I think that most of you got this one right. Yes, it is Gordon's syndrome.
Proximal RTA, Toluene Intoxication, Diarrhea and Ureteroileostomy are all associated with normal hyperchloremic anion gap met acidosis but with low serum K. Gordon's syndrome is usually associated with normal or high serum K.
Leaving Proximal RTA aside, lets discuss the other options a little.
Gordon's syndrome is also known as pseudoaldosteronism Type II. Recently defects in the WNK1 and WNK4 members of the serine threonine kinases have been identified to cause this AD disease. Normally these WNKS inhibut the thiazide sensitive Na-cl co transporter. In Gordon's syndrome, there are mutations in this kinases leading to over active channel and gain of function. This leads to excessive chloride and sodium re absorption and can lead to a low renin and low aldo- hypertension. Think of this disease as Gitelman's Syndrome with HTN. You also see though short stature, dental abnormalities, low excretion of Na and a metabolic acidosis. There is hyperkalemia and this is due to the diminished sodium delivery to the cortical collecting tubule at the ROMK. You usually treat with low salt diet and/or thiazide diuretics.
In Toluene Intoxication, one sees met acidosis, hypokalemia and this is reversible. This is due to hippuric acid and other organic acid by products of toluene and that leads to a positive urine anion gap and can mimic distal RTA. Toluene intoxication can lead to a metabolic acidosis via two mechanisms. First,
it is metabolized to hippuric acid by way of benzoic acid,both of which are found in the serum of patients who abuse toluene. If renal elimination of hippuric acid is impaired or hippuric acid production is high relative to renal clearance, the molecule builds up and can produce an anion gap metabolic acidosis. Toluene intoxication may also lead to a normal anion( mostly seen) gap acidosis by impairing renal elimination of ammonium ion, the primary carrier for excess hydrogen ions. The urine osmolar gap might be the only way one can perhaps suspect a toluene intoxication and by history of course from a true distal RTA.

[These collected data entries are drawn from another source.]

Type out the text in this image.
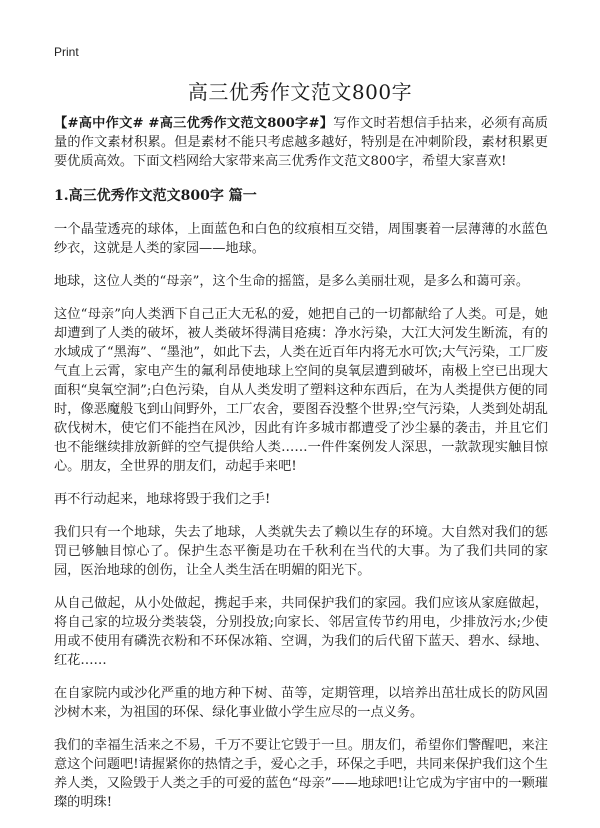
Print
高三优秀作文范文800字

【#高中作文# #高三优秀作文范文800字#】写作文时若想信手拈来，必须有高质量的作文素材积累。但是素材不能只考虑越多越好，特别是在冲刺阶段，素材积累更要优质高效。下面文档网给大家带来高三优秀作文范文800字，希望大家喜欢!

1.高三优秀作文范文800字 篇一

一个晶莹透亮的球体，上面蓝色和白色的纹痕相互交错，周围裹着一层薄薄的水蓝色纱衣，这就是人类的家园——地球。

地球，这位人类的“母亲”，这个生命的摇篮，是多么美丽壮观，是多么和蔼可亲。

这位“母亲”向人类洒下自己正大无私的爱，她把自己的一切都献给了人类。可是，她却遭到了人类的破坏，被人类破坏得满目疮痍：净水污染，大江大河发生断流，有的水域成了“黑海”、“墨池”，如此下去，人类在近百年内将无水可饮;大气污染，工厂废气直上云霄，家电产生的氟利昂使地球上空间的臭氧层遭到破坏，南极上空已出现大面积“臭氧空洞”;白色污染，自从人类发明了塑料这种东西后，在为人类提供方便的同时，像恶魔般飞到山间野外，工厂农舍，要图吞没整个世界;空气污染，人类到处胡乱砍伐树木，使它们不能挡在风沙，因此有许多城市都遭受了沙尘暴的袭击，并且它们也不能继续排放新鲜的空气提供给人类……一件件案例发人深思，一款款现实触目惊心。朋友，全世界的朋友们，动起手来吧!

再不行动起来，地球将毁于我们之手!

我们只有一个地球，失去了地球，人类就失去了赖以生存的环境。大自然对我们的惩罚已够触目惊心了。保护生态平衡是功在千秋利在当代的大事。为了我们共同的家园，医治地球的创伤，让全人类生活在明媚的阳光下。

从自己做起，从小处做起，携起手来，共同保护我们的家园。我们应该从家庭做起，将自己家的垃圾分类装袋，分别投放;向家长、邻居宣传节约用电，少排放污水;少使用或不使用有磷洗衣粉和不环保冰箱、空调，为我们的后代留下蓝天、碧水、绿地、红花……

在自家院内或沙化严重的地方种下树、苗等，定期管理，以培养出茁壮成长的防风固沙树木来，为祖国的环保、绿化事业做小学生应尽的一点义务。

我们的幸福生活来之不易，千万不要让它毁于一旦。朋友们，希望你们警醒吧，来注意这个问题吧!请握紧你的热情之手，爱心之手，环保之手吧，共同来保护我们这个生养人类，又险毁于人类之手的可爱的蓝色“母亲”——地球吧!让它成为宇宙中的一颗璀璨的明珠!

Hyperchloremic acidosis is observed after ureterosigmoidostomy or ureteroileostomy. Acidosis is more common with the former procedure because of the large surface area and transit time involved in the small bowel. The presence of hyperchloremic acidosis after ureteroileostomy suggests obstruction of the conduit. Usually, most of these are with hypokalemia but if there is severe obstruction, hyperkalemia could ensue.